Discussion about changing county government to increase efficiency and reduce costs continues
WILLMAR -- Kandiyohi County Administrator Larry Kleindl asked for, and received, support from the County Board of Commissioners for continued discussion of options to redesign county operations to reduce costs through increased efficiencies.
During an update Tuesday, Kleindl said no decisions have been made yet but said the county cannot continue to operate as it currently does as state funding decreases.
"We're going to have to make adjustments," said Kleindl during the regular board meeting. "Everything's on the table."
Some of those changes could mean decreased staff and loss of autonomy for departments, which could create resistance to proposed changes, said Kleindl, adding that no decisions on major changes have been made yet.
He said he would hold meetings with department heads and ask them to visualize the county's money in the middle of the table that needed to be shared to develop a "seamless" system of services that does not necessarily involve the boundaries of each county department.

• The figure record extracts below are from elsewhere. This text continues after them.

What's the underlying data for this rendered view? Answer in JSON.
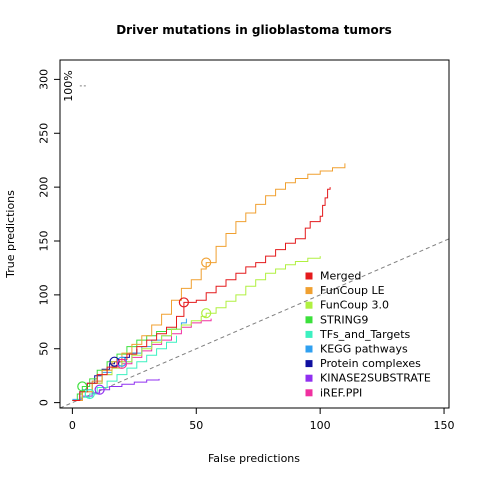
{
  "chart_data": {
    "type": "line",
    "title": "Driver mutations in glioblastoma tumors",
    "xlabel": "False predictions",
    "ylabel": "True predictions",
    "xlim": [
      -5,
      152
    ],
    "ylim": [
      -5,
      318
    ],
    "x_ticks": [
      "0",
      "50",
      "100",
      "150"
    ],
    "y_ticks": [
      "0",
      "50",
      "100",
      "150",
      "200",
      "250",
      "300"
    ],
    "annotation": "100%",
    "legend": {
      "placement": "right"
    },
    "diagonal": {
      "color": "#808080",
      "dash": true
    },
    "series": [
      {
        "name": "Merged",
        "color": "#e41a1c",
        "marker": [
          45,
          93
        ],
        "points": [
          [
            0,
            2
          ],
          [
            3,
            10
          ],
          [
            6,
            18
          ],
          [
            10,
            26
          ],
          [
            14,
            33
          ],
          [
            18,
            40
          ],
          [
            22,
            45
          ],
          [
            26,
            52
          ],
          [
            30,
            58
          ],
          [
            34,
            64
          ],
          [
            38,
            70
          ],
          [
            42,
            80
          ],
          [
            45,
            93
          ],
          [
            50,
            95
          ],
          [
            54,
            102
          ],
          [
            58,
            108
          ],
          [
            62,
            114
          ],
          [
            66,
            120
          ],
          [
            70,
            126
          ],
          [
            74,
            130
          ],
          [
            78,
            136
          ],
          [
            82,
            142
          ],
          [
            86,
            148
          ],
          [
            90,
            152
          ],
          [
            94,
            162
          ],
          [
            96,
            168
          ],
          [
            100,
            173
          ],
          [
            101,
            183
          ],
          [
            102,
            190
          ],
          [
            103,
            198
          ],
          [
            104,
            200
          ]
        ]
      },
      {
        "name": "FunCoup LE",
        "color": "#f0a030",
        "marker": [
          54,
          130
        ],
        "points": [
          [
            0,
            2
          ],
          [
            4,
            10
          ],
          [
            8,
            20
          ],
          [
            12,
            30
          ],
          [
            16,
            38
          ],
          [
            20,
            46
          ],
          [
            24,
            54
          ],
          [
            28,
            62
          ],
          [
            32,
            72
          ],
          [
            36,
            82
          ],
          [
            40,
            95
          ],
          [
            44,
            106
          ],
          [
            48,
            114
          ],
          [
            52,
            124
          ],
          [
            54,
            130
          ],
          [
            58,
            145
          ],
          [
            62,
            157
          ],
          [
            66,
            168
          ],
          [
            70,
            176
          ],
          [
            74,
            184
          ],
          [
            78,
            192
          ],
          [
            82,
            198
          ],
          [
            86,
            204
          ],
          [
            90,
            208
          ],
          [
            95,
            212
          ],
          [
            100,
            215
          ],
          [
            105,
            218
          ],
          [
            110,
            222
          ]
        ]
      },
      {
        "name": "FunCoup 3.0",
        "color": "#b0f040",
        "marker": [
          54,
          83
        ],
        "points": [
          [
            0,
            2
          ],
          [
            4,
            10
          ],
          [
            8,
            18
          ],
          [
            12,
            26
          ],
          [
            16,
            32
          ],
          [
            20,
            38
          ],
          [
            24,
            44
          ],
          [
            28,
            50
          ],
          [
            32,
            56
          ],
          [
            36,
            62
          ],
          [
            40,
            68
          ],
          [
            44,
            72
          ],
          [
            48,
            76
          ],
          [
            52,
            80
          ],
          [
            54,
            83
          ],
          [
            58,
            88
          ],
          [
            62,
            94
          ],
          [
            66,
            100
          ],
          [
            70,
            108
          ],
          [
            74,
            114
          ],
          [
            78,
            120
          ],
          [
            82,
            124
          ],
          [
            86,
            128
          ],
          [
            90,
            131
          ],
          [
            95,
            134
          ],
          [
            100,
            136
          ]
        ]
      },
      {
        "name": "STRING9",
        "color": "#3ce03c",
        "marker": [
          4,
          15
        ],
        "points": [
          [
            0,
            2
          ],
          [
            2,
            8
          ],
          [
            4,
            15
          ],
          [
            7,
            22
          ],
          [
            10,
            30
          ],
          [
            14,
            38
          ],
          [
            18,
            45
          ],
          [
            22,
            52
          ],
          [
            26,
            58
          ],
          [
            30,
            62
          ],
          [
            34,
            66
          ],
          [
            38,
            68
          ],
          [
            42,
            70
          ]
        ]
      },
      {
        "name": "TFs_and_Targets",
        "color": "#3cf0c0",
        "marker": [
          7,
          8
        ],
        "points": [
          [
            0,
            2
          ],
          [
            3,
            5
          ],
          [
            7,
            8
          ],
          [
            10,
            14
          ],
          [
            14,
            20
          ],
          [
            18,
            26
          ],
          [
            22,
            32
          ],
          [
            26,
            38
          ],
          [
            30,
            44
          ],
          [
            34,
            50
          ],
          [
            38,
            56
          ],
          [
            42,
            62
          ]
        ]
      },
      {
        "name": "KEGG pathways",
        "color": "#30a0f0",
        "marker": [
          20,
          38
        ],
        "points": [
          [
            0,
            3
          ],
          [
            4,
            12
          ],
          [
            8,
            20
          ],
          [
            12,
            28
          ],
          [
            16,
            34
          ],
          [
            20,
            38
          ],
          [
            24,
            46
          ],
          [
            28,
            52
          ],
          [
            32,
            58
          ],
          [
            36,
            62
          ],
          [
            40,
            68
          ],
          [
            44,
            74
          ],
          [
            46,
            78
          ]
        ]
      },
      {
        "name": "Protein complexes",
        "color": "#1010a0",
        "marker": [
          17,
          38
        ],
        "points": [
          [
            0,
            2
          ],
          [
            3,
            10
          ],
          [
            6,
            18
          ],
          [
            9,
            25
          ],
          [
            12,
            31
          ],
          [
            15,
            36
          ],
          [
            17,
            38
          ],
          [
            20,
            42
          ],
          [
            23,
            46
          ],
          [
            26,
            50
          ]
        ]
      },
      {
        "name": "KINASE2SUBSTRATE",
        "color": "#9030f0",
        "marker": [
          11,
          12
        ],
        "points": [
          [
            0,
            2
          ],
          [
            4,
            6
          ],
          [
            8,
            9
          ],
          [
            11,
            12
          ],
          [
            15,
            15
          ],
          [
            20,
            17
          ],
          [
            25,
            19
          ],
          [
            30,
            21
          ],
          [
            35,
            22
          ]
        ]
      },
      {
        "name": "iREF.PPI",
        "color": "#f030a0",
        "marker": [
          20,
          36
        ],
        "points": [
          [
            0,
            2
          ],
          [
            4,
            10
          ],
          [
            8,
            18
          ],
          [
            12,
            26
          ],
          [
            16,
            32
          ],
          [
            20,
            36
          ],
          [
            24,
            42
          ],
          [
            28,
            48
          ],
          [
            32,
            54
          ],
          [
            36,
            58
          ],
          [
            40,
            64
          ],
          [
            44,
            70
          ],
          [
            48,
            74
          ],
          [
            52,
            76
          ],
          [
            56,
            78
          ]
        ]
      }
    ]
  }
}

"We need to do this and we need to make some changes," said Kleindl, who asked for the commissioners' "blessing" to continue discussions and keep pursuing options for potential changes.
At least one change is already in the works, with the county taking over the Circle Sentencing and Restorative Justice program from the PACT for Families organization as a result of staff changes at PACT.
The county attorney's office may be assuming those duties, Kleindl said, which would allow smooth coordination with other programs in that office.
A resolution that was approved Tuesday that allows the public health and family services departments to consolidate at least one program is another example of redesign, said Commissioner Harlan Madsen, as well as efforts to work with neighboring counties to share work and reduce costs.
Madsen said current state law prohibits counties from some cooperative commonsense efforts. He said that could be changed if the Legislature approves the Minnesota Accountable Government Innovation and Collaborate Act, known as the MAGIC Act, which would give local governments more flexibility in how they operate within state law.
At Madsen's urging, the commissioners approved a resolution supporting the act that will be sent to legislators.